Associate Professor of English and World Literatures
Elle/She/Her/Hers

Department

English and World Literatures

Email

jhuntington@mmm.edu

Phone

646-393-4117

About

Julie Huntington earned her Ph.D. in French from Vanderbilt University. Her teaching and research interests focus on exploring questions of language, identity, voice, and representation in twentieth- and twenty-first-century Francophone literature and film.

Her first book Sounding Off: Rhythm, Music, and Identity in West African and Caribbean Francophone Novels examines how writers create literary soundscapes in their novels and, in so doing, open up spaces for identity appropriation, negotiation, and configuration that lie beyond the confines of Western identificatory paradigms. Although she continues to conceptualize and interpret sounding and sensorial phenomena in literary frameworks in her scholarship, her current professional focus is on literary translation. Her projects in-progress seek to increase the availability and diversity of twenty-first-century Francophone narratives, voices, and perspectives for Anglophone readers around the world.

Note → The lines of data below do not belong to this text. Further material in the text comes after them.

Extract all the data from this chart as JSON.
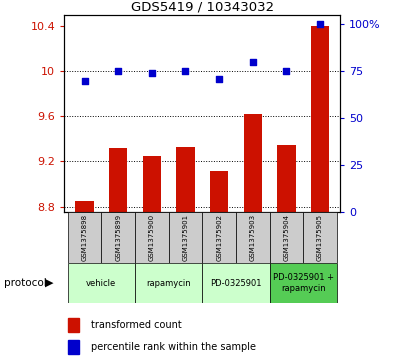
{
  "title": "GDS5419 / 10343032",
  "samples": [
    "GSM1375898",
    "GSM1375899",
    "GSM1375900",
    "GSM1375901",
    "GSM1375902",
    "GSM1375903",
    "GSM1375904",
    "GSM1375905"
  ],
  "transformed_counts": [
    8.85,
    9.32,
    9.25,
    9.33,
    9.12,
    9.62,
    9.35,
    10.4
  ],
  "percentile_ranks": [
    70,
    75,
    74,
    75,
    71,
    80,
    75,
    100
  ],
  "protocols": [
    {
      "label": "vehicle",
      "samples": [
        0,
        1
      ],
      "color": "#ccffcc"
    },
    {
      "label": "rapamycin",
      "samples": [
        2,
        3
      ],
      "color": "#ccffcc"
    },
    {
      "label": "PD-0325901",
      "samples": [
        4,
        5
      ],
      "color": "#88ee88"
    },
    {
      "label": "PD-0325901 +\nrapamycin",
      "samples": [
        6,
        7
      ],
      "color": "#55cc55"
    }
  ],
  "ylim_left": [
    8.75,
    10.5
  ],
  "ylim_right": [
    0,
    105.26
  ],
  "yticks_left": [
    8.8,
    9.2,
    9.6,
    10.0,
    10.4
  ],
  "yticks_left_labels": [
    "8.8",
    "9.2",
    "9.6",
    "10",
    "10.4"
  ],
  "yticks_right": [
    0,
    25,
    50,
    75,
    100
  ],
  "yticks_right_labels": [
    "0",
    "25",
    "50",
    "75",
    "100%"
  ],
  "bar_color": "#cc1100",
  "dot_color": "#0000cc",
  "bar_width": 0.55,
  "grid_lines": [
    8.8,
    9.2,
    9.6,
    10.0
  ],
  "legend_bar_label": "transformed count",
  "legend_dot_label": "percentile rank within the sample",
  "protocol_label": "protocol",
  "sample_box_color": "#cccccc",
  "proto_color_light": "#ccffcc",
  "proto_color_dark": "#55cc55"
}
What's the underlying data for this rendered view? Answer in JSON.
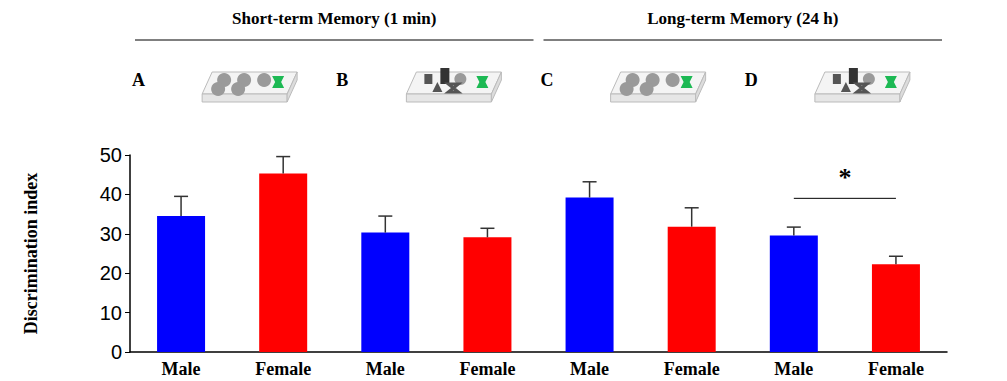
{
  "chart_data": {
    "type": "bar",
    "y_label": "Discrimination index",
    "categories": [
      "Male",
      "Female",
      "Male",
      "Female",
      "Male",
      "Female",
      "Male",
      "Female"
    ],
    "values": [
      34.5,
      45.3,
      30.3,
      29.1,
      39.2,
      31.8,
      29.6,
      22.3
    ],
    "errors": [
      5.0,
      4.3,
      4.2,
      2.3,
      4.0,
      4.8,
      2.1,
      2.0
    ],
    "colors": [
      "#0000ff",
      "#ff0000",
      "#0000ff",
      "#ff0000",
      "#0000ff",
      "#ff0000",
      "#0000ff",
      "#ff0000"
    ],
    "ylim": [
      0,
      50
    ],
    "yticks": [
      0,
      10,
      20,
      30,
      40,
      50
    ],
    "grid": false,
    "group_titles": [
      {
        "text": "Short-term Memory (1 min)",
        "categories": [
          0,
          3
        ]
      },
      {
        "text": "Long-term Memory (24 h)",
        "categories": [
          4,
          7
        ]
      }
    ],
    "panels": [
      {
        "label": "A",
        "categories": [
          0,
          1
        ]
      },
      {
        "label": "B",
        "categories": [
          2,
          3
        ]
      },
      {
        "label": "C",
        "categories": [
          4,
          5
        ]
      },
      {
        "label": "D",
        "categories": [
          6,
          7
        ]
      }
    ],
    "significance": [
      {
        "label": "*",
        "categories": [
          6,
          7
        ],
        "y": 39
      }
    ]
  }
}
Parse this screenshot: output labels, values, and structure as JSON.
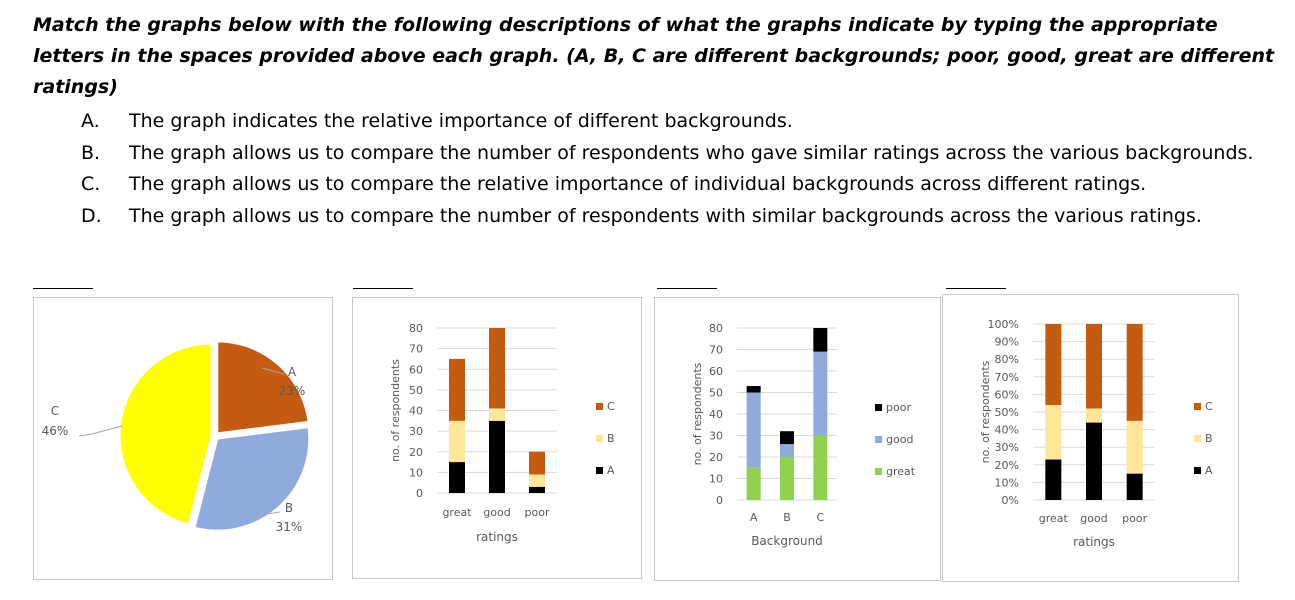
{
  "instructions": "Match the graphs below with the following descriptions of what the graphs indicate by typing the appropriate letters in the spaces provided above each graph. (A, B, C are different backgrounds; poor, good, great are different ratings)",
  "options": [
    {
      "letter": "A.",
      "text": "The graph indicates the relative importance of different backgrounds."
    },
    {
      "letter": "B.",
      "text": "The graph allows us to compare the number of respondents who gave similar ratings across the various backgrounds."
    },
    {
      "letter": "C.",
      "text": "The graph allows us to compare the relative importance of individual backgrounds across different ratings."
    },
    {
      "letter": "D.",
      "text": "The graph allows us to compare the number of respondents with similar backgrounds across the various ratings."
    }
  ],
  "answer_blanks": [
    "",
    "",
    "",
    ""
  ],
  "colors": {
    "A": "#000000",
    "B": "#ffe699",
    "C": "#c55a11",
    "pie_A": "#c55a11",
    "pie_B": "#8faadc",
    "pie_C": "#ffff00",
    "poor": "#000000",
    "good": "#8faadc",
    "great": "#92d050"
  },
  "chart_data": [
    {
      "type": "pie",
      "labels": [
        "A",
        "B",
        "C"
      ],
      "values": [
        23,
        31,
        46
      ],
      "value_labels": [
        "23%",
        "31%",
        "46%"
      ]
    },
    {
      "type": "bar",
      "stacked": true,
      "categories": [
        "great",
        "good",
        "poor"
      ],
      "xlabel": "ratings",
      "ylabel": "no. of respondents",
      "ylim": [
        0,
        80
      ],
      "yticks": [
        "0",
        "10",
        "20",
        "30",
        "40",
        "50",
        "60",
        "70",
        "80"
      ],
      "legend_position": "right",
      "series": [
        {
          "name": "A",
          "values": [
            15,
            35,
            3
          ]
        },
        {
          "name": "B",
          "values": [
            20,
            6,
            6
          ]
        },
        {
          "name": "C",
          "values": [
            30,
            39,
            11
          ]
        }
      ]
    },
    {
      "type": "bar",
      "stacked": true,
      "categories": [
        "A",
        "B",
        "C"
      ],
      "xlabel": "Background",
      "ylabel": "no. of respondents",
      "ylim": [
        0,
        80
      ],
      "yticks": [
        "0",
        "10",
        "20",
        "30",
        "40",
        "50",
        "60",
        "70",
        "80"
      ],
      "legend_position": "right",
      "series": [
        {
          "name": "great",
          "values": [
            15,
            20,
            30
          ]
        },
        {
          "name": "good",
          "values": [
            35,
            6,
            39
          ]
        },
        {
          "name": "poor",
          "values": [
            3,
            6,
            11
          ]
        }
      ]
    },
    {
      "type": "bar",
      "stacked": true,
      "percent": true,
      "categories": [
        "great",
        "good",
        "poor"
      ],
      "xlabel": "ratings",
      "ylabel": "no. of respondents",
      "ylim": [
        0,
        100
      ],
      "yticks": [
        "0%",
        "10%",
        "20%",
        "30%",
        "40%",
        "50%",
        "60%",
        "70%",
        "80%",
        "90%",
        "100%"
      ],
      "legend_position": "right",
      "series": [
        {
          "name": "A",
          "values": [
            23,
            44,
            15
          ]
        },
        {
          "name": "B",
          "values": [
            31,
            8,
            30
          ]
        },
        {
          "name": "C",
          "values": [
            46,
            48,
            55
          ]
        }
      ]
    }
  ]
}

Dr. Huntington also works on projects in place-based pedagogies, putting particular emphasis on curricular development, assignment design, and outcomes assessment. In this capacity, she serves as the Faculty Director of the New York City Seminar Program and Co-Facilitator for the Marymount Manhattan College Best Practices for Place-Based Learning in Higher Education Institute.

Degree(s)

Ph.D., Vanderbilt University
B.A., Eastern Michigan University

Recent Work

“Engaging language policies and poetics in an African literature classroom.” Incorporating Foreign Language Content in Humanities Courses, edited by Priya Ananth & Leah Tolbert Lyons. Routledge, 2020, pp. 34-42.  

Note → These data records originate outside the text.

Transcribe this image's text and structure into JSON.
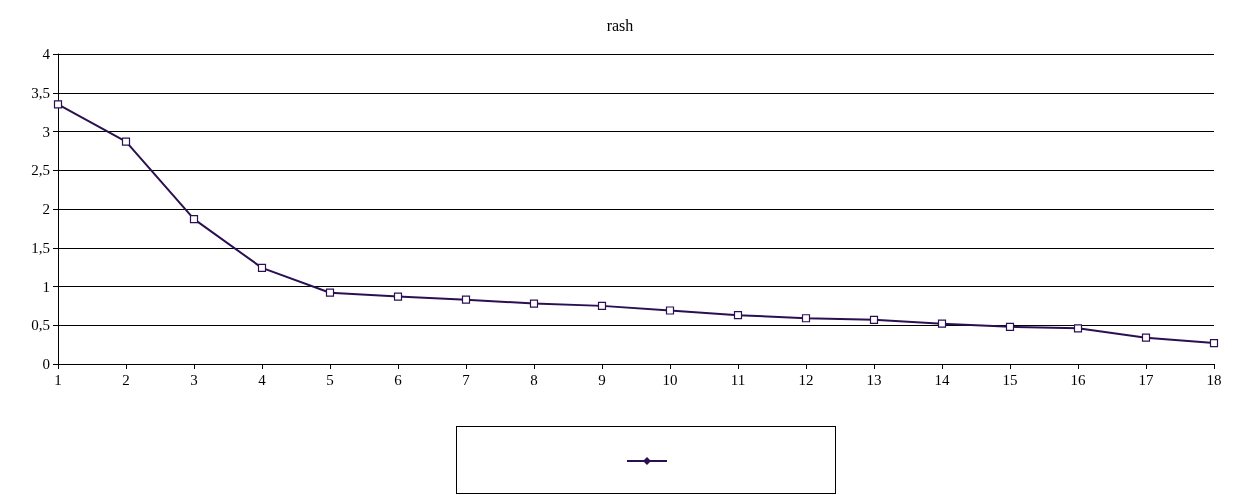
{
  "chart_data": {
    "type": "line",
    "title": "rash",
    "x": [
      1,
      2,
      3,
      4,
      5,
      6,
      7,
      8,
      9,
      10,
      11,
      12,
      13,
      14,
      15,
      16,
      17,
      18
    ],
    "series": [
      {
        "color": "#2a1050",
        "values": [
          3.35,
          2.87,
          1.87,
          1.24,
          0.92,
          0.87,
          0.83,
          0.78,
          0.75,
          0.69,
          0.63,
          0.59,
          0.57,
          0.52,
          0.48,
          0.46,
          0.34,
          0.27
        ]
      }
    ],
    "xlim": [
      1,
      18
    ],
    "xticks": [
      1,
      2,
      3,
      4,
      5,
      6,
      7,
      8,
      9,
      10,
      11,
      12,
      13,
      14,
      15,
      16,
      17,
      18
    ],
    "ylim": [
      0,
      4
    ],
    "yticks": [
      {
        "value": 0,
        "label": "0"
      },
      {
        "value": 0.5,
        "label": "0,5"
      },
      {
        "value": 1,
        "label": "1"
      },
      {
        "value": 1.5,
        "label": "1,5"
      },
      {
        "value": 2,
        "label": "2"
      },
      {
        "value": 2.5,
        "label": "2,5"
      },
      {
        "value": 3,
        "label": "3"
      },
      {
        "value": 3.5,
        "label": "3,5"
      },
      {
        "value": 4,
        "label": "4"
      }
    ],
    "grid": "y",
    "marker": "square",
    "line_style": "solid"
  }
}
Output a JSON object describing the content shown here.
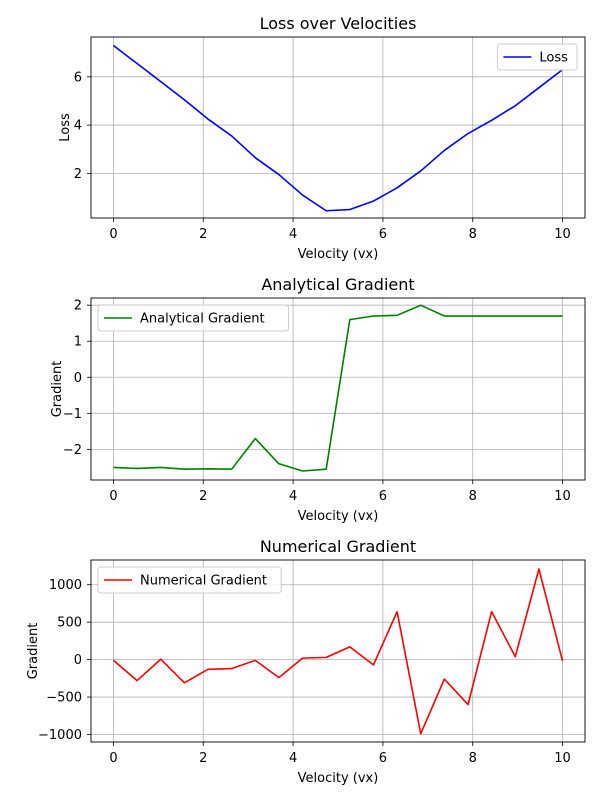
{
  "chart_data": [
    {
      "type": "line",
      "title": "Loss over Velocities",
      "xlabel": "Velocity (vx)",
      "ylabel": "Loss",
      "xlim": [
        -0.5,
        10.5
      ],
      "ylim": [
        0.15,
        7.65
      ],
      "xticks": [
        0,
        2,
        4,
        6,
        8,
        10
      ],
      "yticks": [
        2,
        4,
        6
      ],
      "grid": true,
      "legend_position": "upper right",
      "series": [
        {
          "name": "Loss",
          "color": "#0000ff",
          "x": [
            0,
            0.526,
            1.053,
            1.579,
            2.105,
            2.632,
            3.158,
            3.684,
            4.211,
            4.737,
            5.263,
            5.789,
            6.316,
            6.842,
            7.368,
            7.895,
            8.421,
            8.947,
            9.474,
            10
          ],
          "y": [
            7.3,
            6.55,
            5.8,
            5.05,
            4.25,
            3.55,
            2.65,
            1.95,
            1.1,
            0.45,
            0.5,
            0.85,
            1.4,
            2.1,
            2.95,
            3.65,
            4.2,
            4.8,
            5.55,
            6.3
          ]
        }
      ]
    },
    {
      "type": "line",
      "title": "Analytical Gradient",
      "xlabel": "Velocity (vx)",
      "ylabel": "Gradient",
      "xlim": [
        -0.5,
        10.5
      ],
      "ylim": [
        -2.85,
        2.2
      ],
      "xticks": [
        0,
        2,
        4,
        6,
        8,
        10
      ],
      "yticks": [
        -2,
        -1,
        0,
        1,
        2
      ],
      "ytick_labels": [
        "−2",
        "−1",
        "0",
        "1",
        "2"
      ],
      "grid": true,
      "legend_position": "upper left",
      "series": [
        {
          "name": "Analytical Gradient",
          "color": "#008000",
          "x": [
            0,
            0.526,
            1.053,
            1.579,
            2.105,
            2.632,
            3.158,
            3.684,
            4.211,
            4.737,
            5.263,
            5.789,
            6.316,
            6.842,
            7.368,
            7.895,
            8.421,
            8.947,
            9.474,
            10
          ],
          "y": [
            -2.5,
            -2.53,
            -2.5,
            -2.55,
            -2.54,
            -2.55,
            -1.7,
            -2.4,
            -2.6,
            -2.55,
            1.6,
            1.7,
            1.72,
            2.0,
            1.7,
            1.7,
            1.7,
            1.7,
            1.7,
            1.7
          ]
        }
      ]
    },
    {
      "type": "line",
      "title": "Numerical Gradient",
      "xlabel": "Velocity (vx)",
      "ylabel": "Gradient",
      "xlim": [
        -0.5,
        10.5
      ],
      "ylim": [
        -1100,
        1330
      ],
      "xticks": [
        0,
        2,
        4,
        6,
        8,
        10
      ],
      "yticks": [
        -1000,
        -500,
        0,
        500,
        1000
      ],
      "ytick_labels": [
        "−1000",
        "−500",
        "0",
        "500",
        "1000"
      ],
      "grid": true,
      "legend_position": "upper left",
      "series": [
        {
          "name": "Numerical Gradient",
          "color": "#ff0000",
          "x": [
            0,
            0.526,
            1.053,
            1.579,
            2.105,
            2.632,
            3.158,
            3.684,
            4.211,
            4.737,
            5.263,
            5.789,
            6.316,
            6.842,
            7.368,
            7.895,
            8.421,
            8.947,
            9.474,
            10
          ],
          "y": [
            -10,
            -280,
            5,
            -310,
            -130,
            -120,
            -10,
            -240,
            20,
            30,
            170,
            -70,
            640,
            -990,
            -260,
            -600,
            640,
            40,
            1210,
            -20
          ]
        }
      ]
    }
  ]
}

“L’imaginaire culinaire-littéraire d’Aminata Sow Fall: Spécificités et Identités dans Un Grain de vie et d’espérance.” Nouvelles Études Francophones, vol. 32, no. 2, Fall 2017, pp. 159-169.

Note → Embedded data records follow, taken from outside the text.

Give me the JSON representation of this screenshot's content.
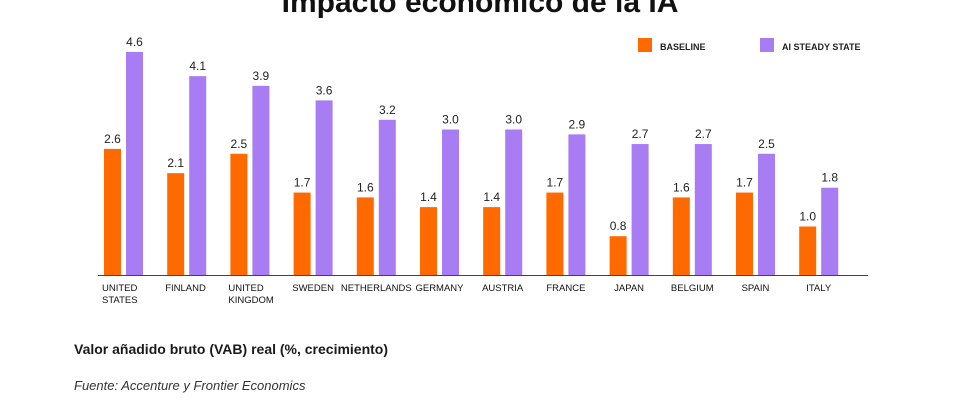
{
  "chart_data": {
    "type": "bar",
    "title": "Impacto económico de la IA",
    "categories": [
      [
        "UNITED",
        "STATES"
      ],
      [
        "FINLAND"
      ],
      [
        "UNITED",
        "KINGDOM"
      ],
      [
        "SWEDEN"
      ],
      [
        "NETHERLANDS"
      ],
      [
        "GERMANY"
      ],
      [
        "AUSTRIA"
      ],
      [
        "FRANCE"
      ],
      [
        "JAPAN"
      ],
      [
        "BELGIUM"
      ],
      [
        "SPAIN"
      ],
      [
        "ITALY"
      ]
    ],
    "series": [
      {
        "name": "BASELINE",
        "color": "#ff6a00",
        "values": [
          2.6,
          2.1,
          2.5,
          1.7,
          1.6,
          1.4,
          1.4,
          1.7,
          0.8,
          1.6,
          1.7,
          1.0
        ]
      },
      {
        "name": "AI STEADY STATE",
        "color": "#a87cf2",
        "values": [
          4.6,
          4.1,
          3.9,
          3.6,
          3.2,
          3.0,
          3.0,
          2.9,
          2.7,
          2.7,
          2.5,
          1.8
        ]
      }
    ],
    "legend_position": "top-right",
    "grid": false
  },
  "caption": "Valor añadido bruto (VAB) real (%, crecimiento)",
  "source": "Fuente: Accenture y Frontier Economics"
}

“There is more than one way to make ceebu-jën: Narrating West African recipes in texts.” Writing through the Visual and Virtual: Inscribing Language, Literature, and Culture in Francophone Africa and the Caribbean, edited by Ouessina Alidou & Renée Larrier. Lexington Books, 2015, pp. 123-138.

Sounding Off: Rhythm, Music and Identity in West African and Caribbean Francophone Novels. Temple University Press, 2009.